On the occasion of Palin's speech to the Susan B. Anthony List, the organization's president, Marjorie Dannenfelser, said that 2010 will be remembered as the year in which conservatives reclaimed their country because "they loved this country so much they stepped up and took back and reclaimed America." These are the terms of the fight. We need to love feminism enough to step up and take it back.

In large part, it will be up to young women to enter into their first language fray. These women, often lambasted by their elders for having been born into a world of post-Roe privilege, have never had to tussle over "suffragist" vs. "suffragette," or "life" vs. "choice," but are about to get a chance to show that they can push and shove and yell with the best of their mothers and grandmothers.

But it can't be left to only the young feminists. There has to be a move toward ownership from other Democrats, from those women and men who have perhaps not yet named themselves feminists -- and perhaps who don't want to for very good reasons -- but who also do not want to see "women's rights" come to mean the exaltation of fetal life over female life and religion over science, who don't want to see "women's liberation" divorced from notions of equal opportunity and instead reframed as Ayn Rand-ian survival of the richest or most privileged.

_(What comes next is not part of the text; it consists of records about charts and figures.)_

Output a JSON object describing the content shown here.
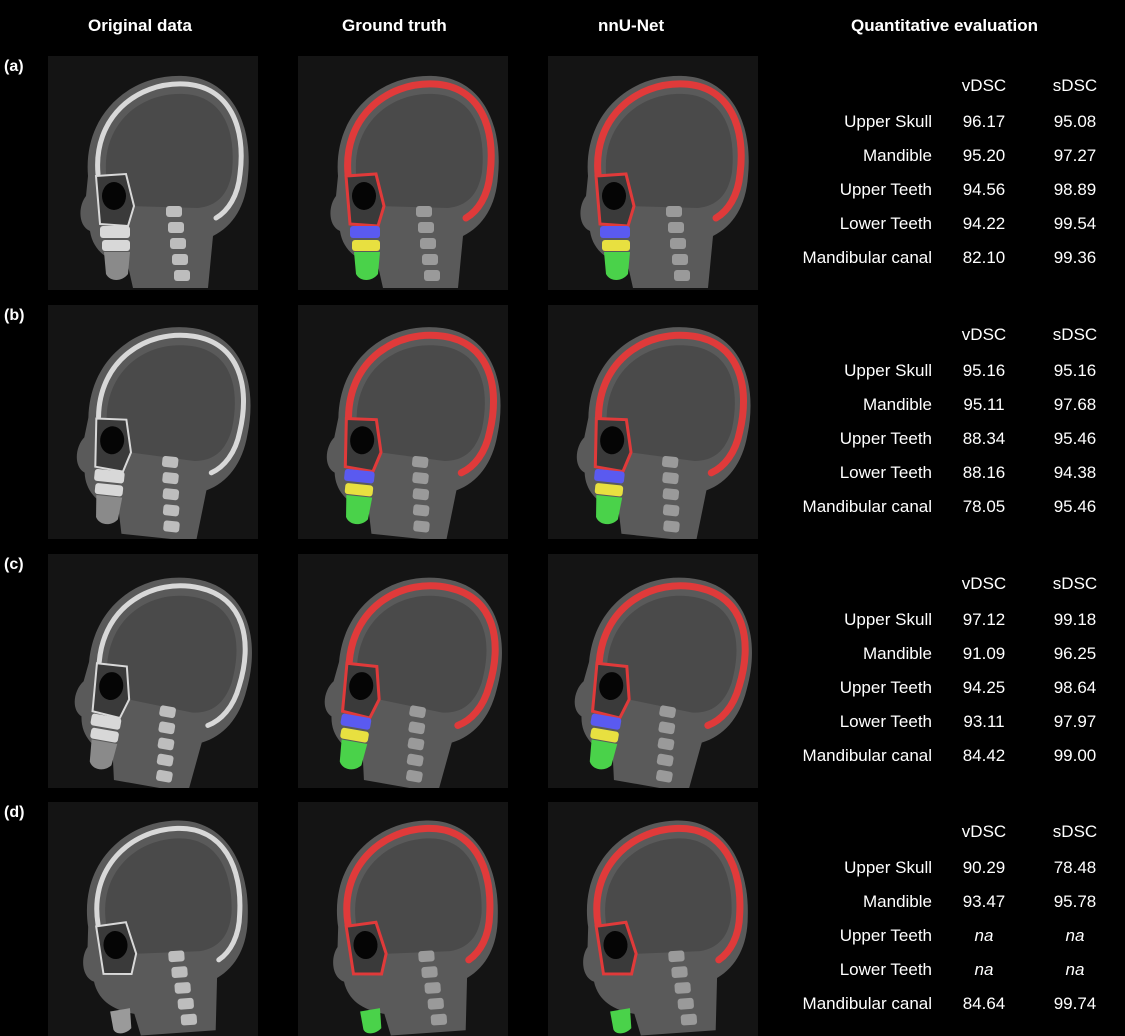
{
  "headers": {
    "original": "Original data",
    "ground_truth": "Ground truth",
    "nnunet": "nnU-Net",
    "quant": "Quantitative evaluation"
  },
  "rows": [
    {
      "label": "(a)",
      "col_vdsc": "vDSC",
      "col_sdsc": "sDSC",
      "metrics": [
        {
          "name": "Upper Skull",
          "vdsc": "96.17",
          "sdsc": "95.08"
        },
        {
          "name": "Mandible",
          "vdsc": "95.20",
          "sdsc": "97.27"
        },
        {
          "name": "Upper Teeth",
          "vdsc": "94.56",
          "sdsc": "98.89"
        },
        {
          "name": "Lower Teeth",
          "vdsc": "94.22",
          "sdsc": "99.54"
        },
        {
          "name": "Mandibular canal",
          "vdsc": "82.10",
          "sdsc": "99.36"
        }
      ]
    },
    {
      "label": "(b)",
      "col_vdsc": "vDSC",
      "col_sdsc": "sDSC",
      "metrics": [
        {
          "name": "Upper Skull",
          "vdsc": "95.16",
          "sdsc": "95.16"
        },
        {
          "name": "Mandible",
          "vdsc": "95.11",
          "sdsc": "97.68"
        },
        {
          "name": "Upper Teeth",
          "vdsc": "88.34",
          "sdsc": "95.46"
        },
        {
          "name": "Lower Teeth",
          "vdsc": "88.16",
          "sdsc": "94.38"
        },
        {
          "name": "Mandibular canal",
          "vdsc": "78.05",
          "sdsc": "95.46"
        }
      ]
    },
    {
      "label": "(c)",
      "col_vdsc": "vDSC",
      "col_sdsc": "sDSC",
      "metrics": [
        {
          "name": "Upper Skull",
          "vdsc": "97.12",
          "sdsc": "99.18"
        },
        {
          "name": "Mandible",
          "vdsc": "91.09",
          "sdsc": "96.25"
        },
        {
          "name": "Upper Teeth",
          "vdsc": "94.25",
          "sdsc": "98.64"
        },
        {
          "name": "Lower Teeth",
          "vdsc": "93.11",
          "sdsc": "97.97"
        },
        {
          "name": "Mandibular canal",
          "vdsc": "84.42",
          "sdsc": "99.00"
        }
      ]
    },
    {
      "label": "(d)",
      "col_vdsc": "vDSC",
      "col_sdsc": "sDSC",
      "metrics": [
        {
          "name": "Upper Skull",
          "vdsc": "90.29",
          "sdsc": "78.48"
        },
        {
          "name": "Mandible",
          "vdsc": "93.47",
          "sdsc": "95.78"
        },
        {
          "name": "Upper Teeth",
          "vdsc": "na",
          "sdsc": "na"
        },
        {
          "name": "Lower Teeth",
          "vdsc": "na",
          "sdsc": "na"
        },
        {
          "name": "Mandibular canal",
          "vdsc": "84.64",
          "sdsc": "99.74"
        }
      ]
    }
  ],
  "colors": {
    "background": "#000000",
    "ct_tissue": "#5a5a5a",
    "ct_bone": "#d8d8d8",
    "upper_skull": "#e03a3a",
    "upper_teeth": "#5a5af0",
    "lower_teeth": "#e8e040",
    "mandible": "#4ad24a"
  },
  "panel_types": [
    "original",
    "ground_truth",
    "nnunet"
  ]
}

If there is any hope of winning this particular war, we will need not just the valuable contributions of the Valentis, Schultzes, Hardings and Marshes of the world, but an army of thoughtful and committed Americans willing to lay claim to women's rights. We will need the Democratic Party, of late far too hushed about its claim to feminist history or any commitment to its future, to explain forcefully to their political and ideological opponents that feminism means an expansion of liberties for women, not a reduction, and that while Republicans are more than welcome to be feminists on feminist terms, those of us who have lived it love and respect it enough that we are going to continue to own it, thank you very much.

In the end, we can't say who's a feminist and who's not; that will be up to who throws the sharpest elbows, argues most nimbly, who is proudest to stand up and declare -- loudly -- the rightness of the side we're on, to demonstrate that women's progress is a moral and political imperative, and to crow that we have as fierce a stake in feminism's history and in its future as any Mama Grizzly.